5 Essential Things To Consider Before Letting Employees Work From Home

| March 21, 2014 | Uncategorized

As far as philosophies for effective work go, I am on the side of freedom. I work from home often, and hated working under a dress code that banned wearing jeans when I had a full time day job. When people have more autonomy, they work better. So when Yahoo’s new CEO Marissa Mayer declared that working from home would no longer be allowed at Yahoo, it created a predictable controversy. How could a company in the center of the tech industry ban such an entrenched tech employee benefit as coding in your pajamas?

Despite the hand wringing, this may actually be the smartest thing Mayer could have done for Yahoo. However, before you use that fact as permission to implement the same policy, you might want to think twice. Here’s why the move made sense for Yahoo:

  1. Yahoo! is in a turnaround culture. Bold moves will be required to change Yahoo’s culture and this fits that description.
  2. Yahoo! desperately needs collaboration AND serendipity. There is still no substitute for face-to-face interaction to inspire unexpected ideas.
  3. Yahoo needs to weed out less motivated employees. It is easy to imagine there are people at Yahoo who have become complacent. In fact, recent news surfacing about Yahoo checking their VPN logs seems to confirm this.

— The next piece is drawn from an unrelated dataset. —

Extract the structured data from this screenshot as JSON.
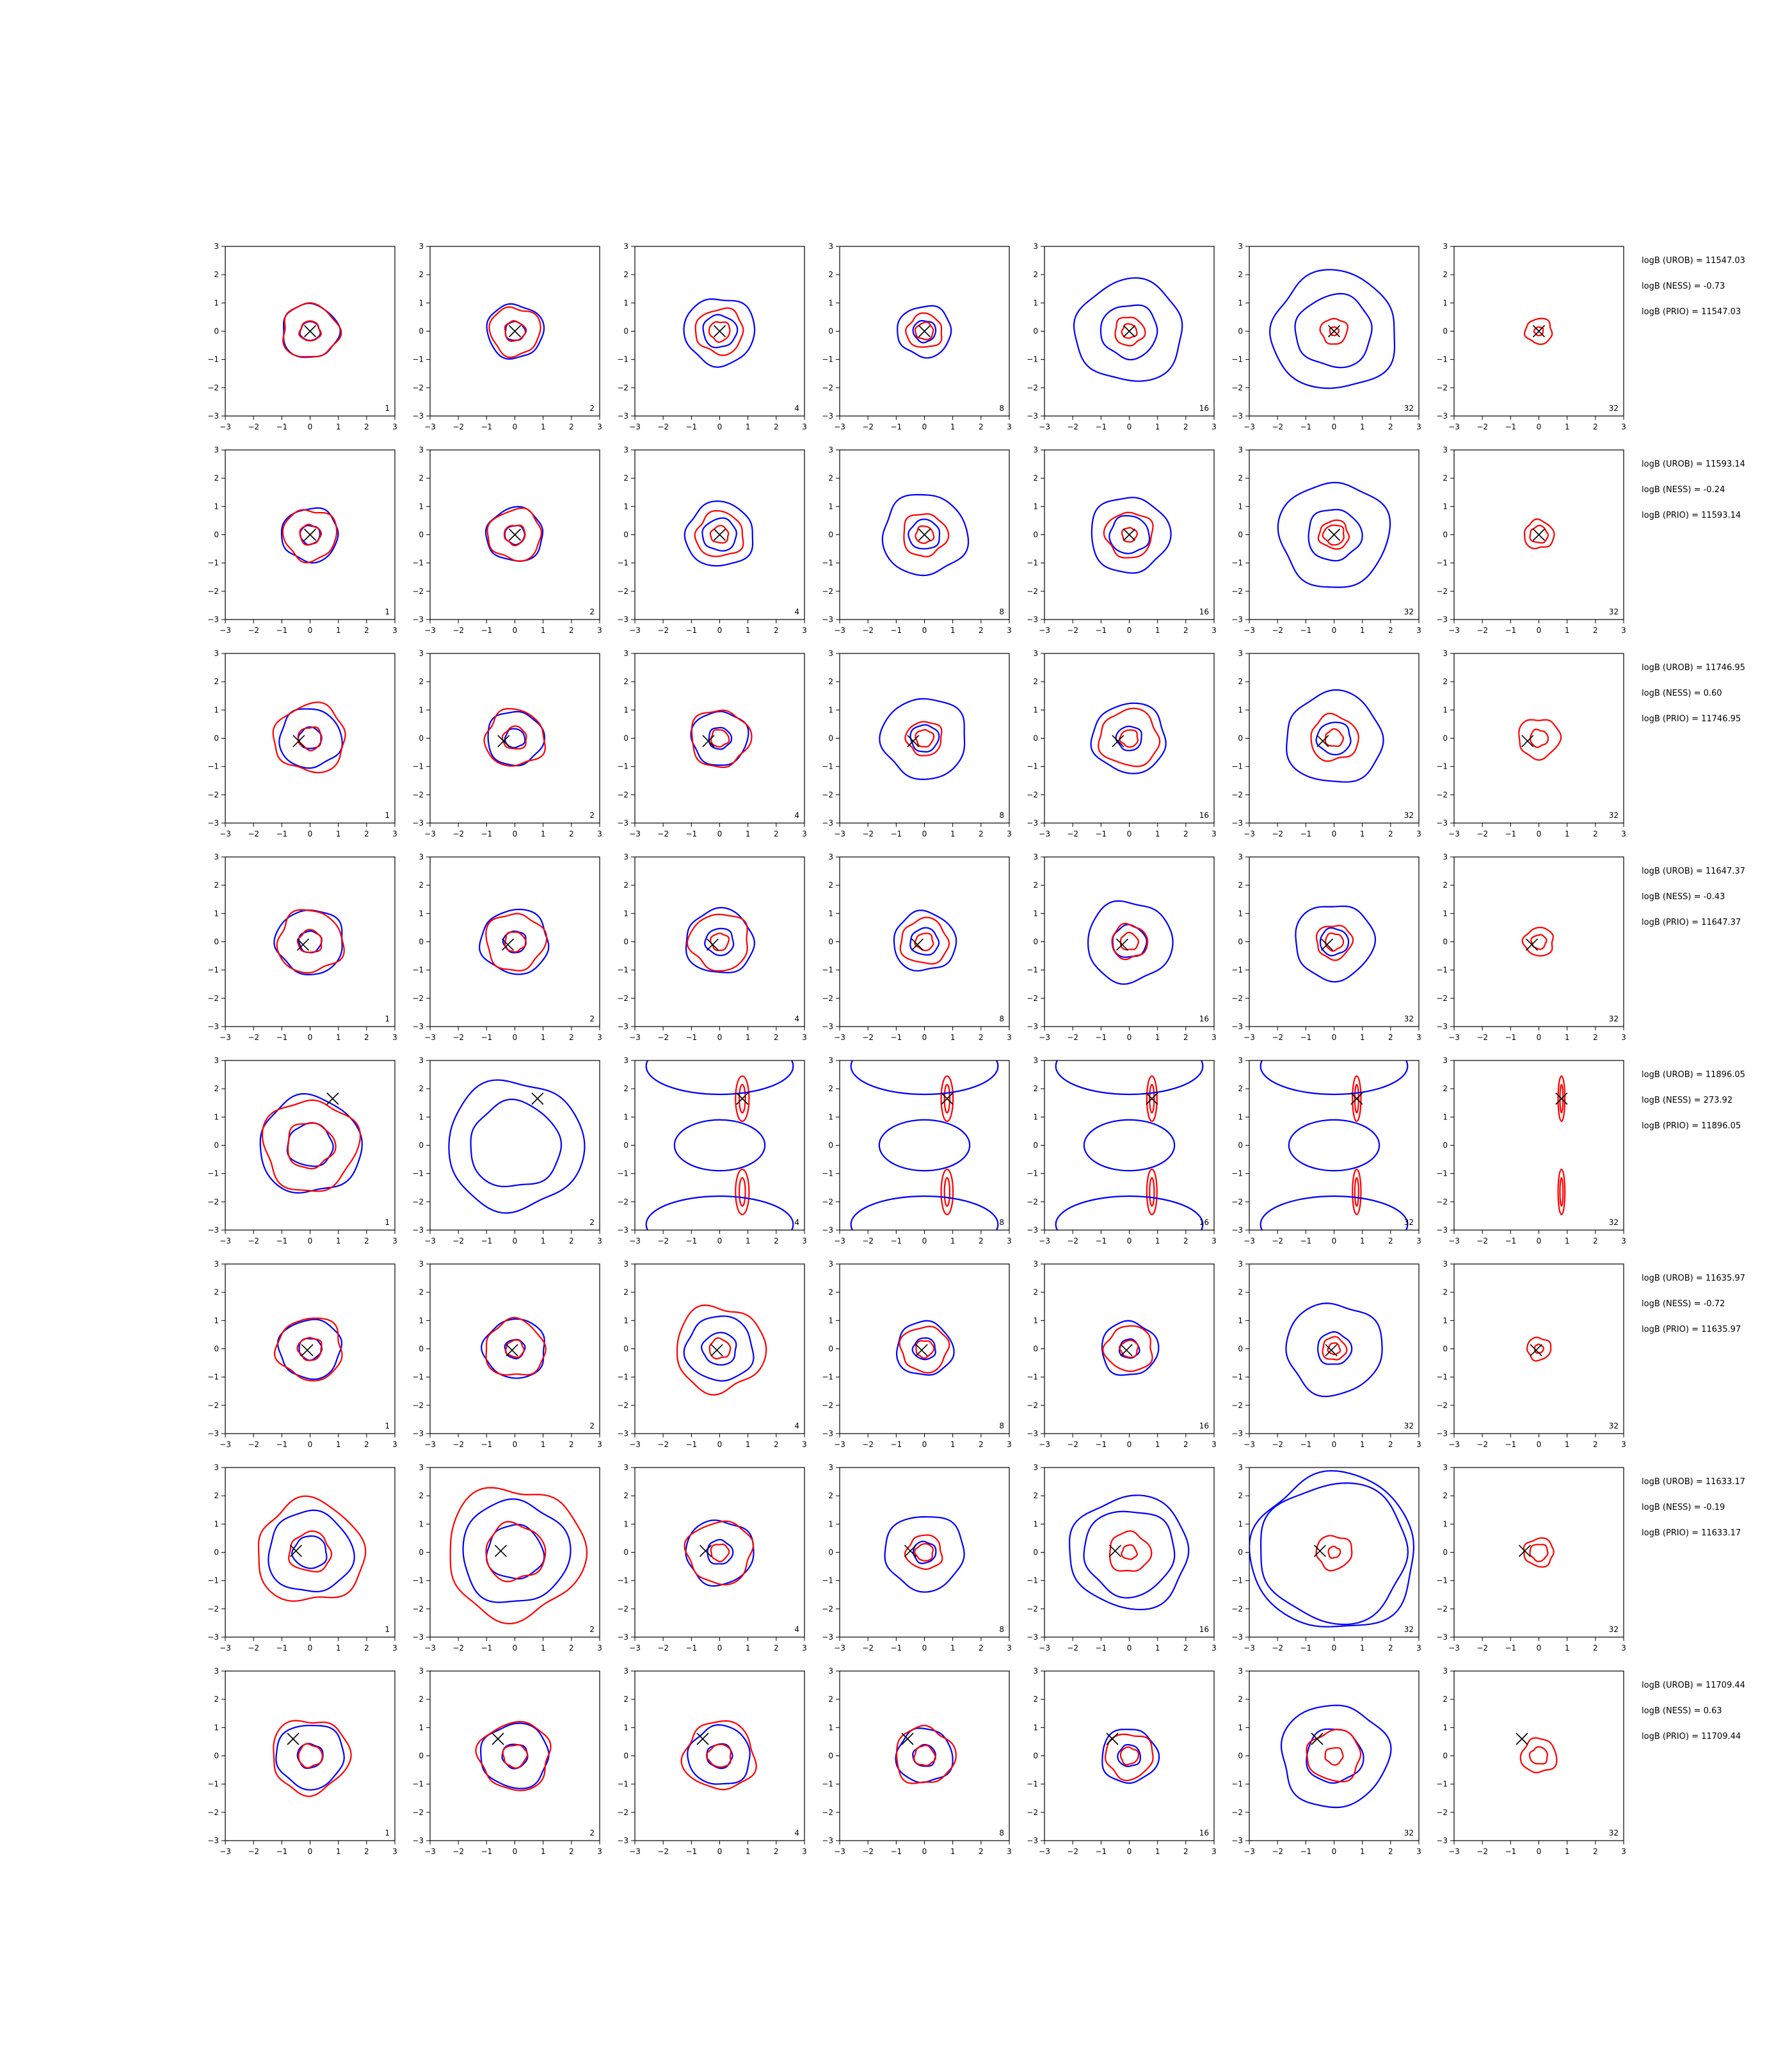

Forcing workers back to the office may be the only way to evaluate their commitment and skillset evenly, and address the issues above. Yet, some believe that Yahoo’s ban on working from home will be temporary. And, when Mayer lifts it, a new policy will most likely emerge where the right to work from home will be earned by a select few.
So, if this move by Yahoo has inspired your organization to think about (or rethink) its own policy for letting people working from home, here are five things you should consider:

  1.  Make Them Earn It. Working from home should be a privilege, not a right. Yes, this means you need to treat employees differently. No one would argue that every employee should have an office, or that every employee needs access to a corporate credit card. Working from home doesn’t need to be a right, or banned altogether. However, you do need clear non-biased guidelines on who is eligible to work from home and how you will approve (or deny) that privilege.
  2. Find The Ideal Mix. Working from home doesn’t have to be an absolute choice. You can combine it with office time. A flexible work schedule, with time in the office on certain days, and time working from home on others may be the best way to allow your employees flexibility while still having time in office on a regular basis.
  3. Calculate The Commute Cost. For some employees, living arrangements may cause significant hardship for coming into the office every day. If, for example, an employee lives three hours away from the office – asking them to commute 6 hours every day may be unreasonable. Ideally, this would be a topic negotiated during the interview process – but it needs to be a consideration when deciding if working from home is a good option.
  4. Prioritize Cultural Understanding. In some cases, an employee’s culture or religion may require working from home at certain times of month or year. This should certainly be treated as a special circumstance.
  5. Do Not Make It A Gender Issue. Aside from being illegal, the final guideline is that there can’t be a double standard within organizations, and this goes in both directions. It cannot be harder for working mothers to get flexible work schedules, but also fathers should not be penalized for wanting to work from home in order to handle their own share of childcare.
  6. After careful consideration, surely you’ll be able to decide what is best for your company’s goals and vision. If that means that some employees will work from home, put guidelines in place to support your position so that there is no question.